Concurrency and parallelism

  • Sneak par into your program to beat the competition with easy, composable parallelism.

Refactor

  • You can refactor in Haskell a lot. The types ensure your large scale changes will be safe, if you're using types wisely. This will help your codebase scale. Make sure that your refactorings will cause type errors until complete.

Use the FFI wisely

  • The FFI makes it easier to play with foreign code, but that foreign code can be dangerous.
  • Be very careful in assumptions about the shape of data returned.

Meta programming

  • A bit of Template Haskell or generics can remove boilerplate.

Packaging and distribution

  • Use Cabal. Don't roll your own build system. (EDIT: Actually you probably want to use Stack now for getting started.).
  • Use Haddock for good API docs
  • Tools like graphmod can show your module structures.
  • Rely on the Haskell Platform versions of libraries and tools, if at all possible. It is a stable base. (EDIT: Again, these days you likely want to use Stack for getting a stable base up and running.)

Warnings

  • Use -Wall to keep your code clean of smells.
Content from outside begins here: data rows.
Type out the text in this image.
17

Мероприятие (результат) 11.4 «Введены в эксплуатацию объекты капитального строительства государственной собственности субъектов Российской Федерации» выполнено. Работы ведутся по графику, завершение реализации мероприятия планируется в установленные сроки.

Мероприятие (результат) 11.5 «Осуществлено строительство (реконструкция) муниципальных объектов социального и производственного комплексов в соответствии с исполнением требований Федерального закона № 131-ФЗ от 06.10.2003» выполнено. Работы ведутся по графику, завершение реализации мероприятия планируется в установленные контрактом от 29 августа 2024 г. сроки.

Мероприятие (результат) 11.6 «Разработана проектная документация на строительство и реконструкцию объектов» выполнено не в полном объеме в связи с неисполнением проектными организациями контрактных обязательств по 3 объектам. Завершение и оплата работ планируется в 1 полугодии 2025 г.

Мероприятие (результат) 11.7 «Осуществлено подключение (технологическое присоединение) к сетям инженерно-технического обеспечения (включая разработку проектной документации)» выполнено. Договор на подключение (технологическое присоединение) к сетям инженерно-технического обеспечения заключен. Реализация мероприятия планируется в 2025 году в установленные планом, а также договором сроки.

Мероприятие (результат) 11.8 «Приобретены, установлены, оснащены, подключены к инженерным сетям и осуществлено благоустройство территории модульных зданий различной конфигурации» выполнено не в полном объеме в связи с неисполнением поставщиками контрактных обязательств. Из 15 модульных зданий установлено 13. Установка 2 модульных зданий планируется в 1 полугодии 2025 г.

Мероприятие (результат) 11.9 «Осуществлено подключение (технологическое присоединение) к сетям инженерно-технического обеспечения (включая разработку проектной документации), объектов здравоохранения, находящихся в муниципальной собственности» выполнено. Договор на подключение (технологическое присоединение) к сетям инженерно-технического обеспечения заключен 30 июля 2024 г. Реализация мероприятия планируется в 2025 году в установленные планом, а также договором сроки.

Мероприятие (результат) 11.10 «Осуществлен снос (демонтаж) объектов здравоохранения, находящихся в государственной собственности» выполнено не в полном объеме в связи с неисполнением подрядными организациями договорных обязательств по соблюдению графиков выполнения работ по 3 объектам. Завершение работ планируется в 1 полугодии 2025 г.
You might also look at Agda, Isabelle or Catch for more assurance. For lint-like checking, see the great hlint, which will suggest improvements.

With all these tools you can keep a handle on complexity, removing as many interactions between components as possible. Ideally, you have a very large base of pure code, which is really easy to maintain, since it is compositional. That's not always possible, but it is worth aiming for.

In general: decompose the logical units of your system into the smallest referentially transparent components possible, then implement them in modules. Global or local environments for sets of components (or inside components) might be mapped to monads. Use algebraic data types to describe core data structures. Share those definitions widely.